Posted on April 30, 2021

Brain injuries are as uncalled for as the recovery is unpleasant. Suffering from TBI is the worst nightmare one could face. TBI is not like flu or cold that goes away with time, or you might even be able to bear with it. TBI brings along a massive dishevelment of normal lifestyle, not only subjecting the victim to pain and fatigue but also the alienation of adjusting to the new routine. 

This can be most significantly observed in children, especially from ages 0-14. Although children show faster recovery than adults, it's not actually all that good. With a lifetime estimate of 2.5% of reported TBI, children can become easy victims to TBI. 

What are the main causes of TBI in children? 

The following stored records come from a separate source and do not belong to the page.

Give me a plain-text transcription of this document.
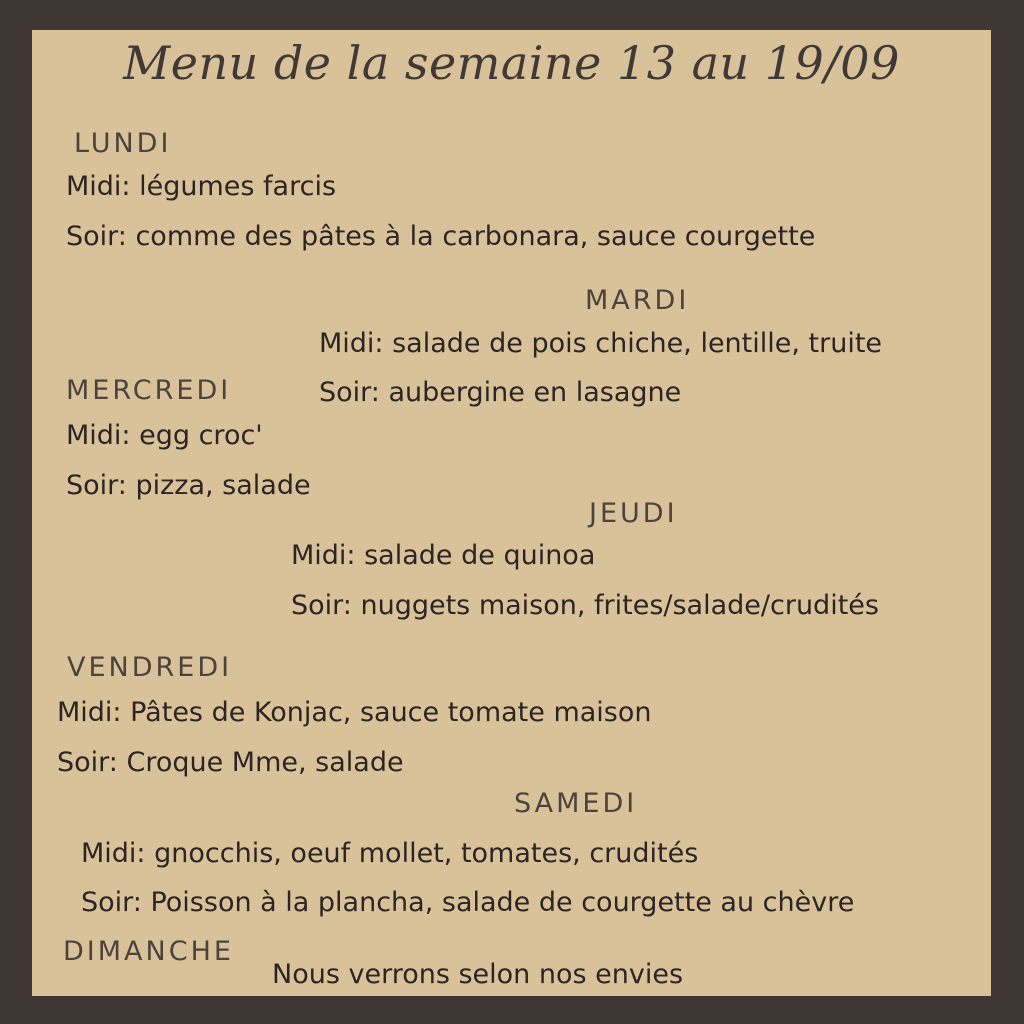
Menu de la semaine 13 au 19/09
LUNDI
Midi: légumes farcis
Soir: comme des pâtes à la carbonara, sauce courgette
MARDI
Midi: salade de pois chiche, lentille, truite
Soir: aubergine en lasagne
MERCREDI
Midi: egg croc'
Soir: pizza, salade
JEUDI
Midi: salade de quinoa
Soir: nuggets maison, frites/salade/crudités
VENDREDI
Midi: Pâtes de Konjac, sauce tomate maison
Soir: Croque Mme, salade
SAMEDI
Midi: gnocchis, oeuf mollet, tomates, crudités
Soir: Poisson à la plancha, salade de courgette au chèvre
DIMANCHE
Nous verrons selon nos envies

The answer is not that difficult when you figure out that children tend to be more daring and energetic when it comes to sports and outdoor activities. Unlike adults who experience TBI due to driving accidents or slipping in the washroom, the highest reported cases of TBI in children were sports-related. Other main causes include:

  • Child abuse
  • Falling – especially infants that often fall downstairs or from their cribs
  • Hit by a moving vehicle or in an accident 

How is TBI in children different?

TBI is not a single condition. It is accompanied by many other symptoms. Some of the common symptoms that all TBI patients suffer from are:

  • Short term memory
  • Disturbed sleep patterns (oversleeping and insomnia)
  • Reduced cognitive functions (sight, hearing, touch) and critical thinking
  • Disbalance
  • Nausea and light-headedness
  • Anxiety, depression, and frustration
  • Fatigue
  • Headaches

These are symptoms common to all, but why is it that children may be more affected by them? Well, the main difference lies in how one reacts to it. Typically, children and teenagers respond differently because:

  1. Children, especially those under ten years, are unable to correctly identify the symptoms and how they're feeling, so this hinders monitoring their recovery. Also, they themselves cannot self-diagnose an issue and are uncertain when to report an injury or painful stimulus. 
  2. Children are more energetic and can easily get frustrated. Unlike adults, children will not understand the gravity of the situation of having to live a restricted lifestyle. Also, coping up with the shortcomings of TBI can be a huge challenge. 
  3. Teenagers are more prone to peer pressure and staying in trend. The anxiety and depression that come with TBI are increased two-fold as compared to adults. 

What are the most common hindrances that children with TBI face?

The post-recovery condition is the most challenging part for children with TBI. Coping up with the lifestyle changes during rehabilitation is a hurdle in itself. But then adjusting to normal life again is tiresome and lengthy. 

Children with TBI history have shown learning disorders, short attention span, speech problems, and bone and joint problems, to name a few. Also, parents of such children showed more inclination towards private health insurance. 

Simply put, recovering from TBI that too at a young age is not a complete recovery at all. In fact, the child may not be the same anymore, even personality-wise, not to forget the various cognitive impairments post-recovery.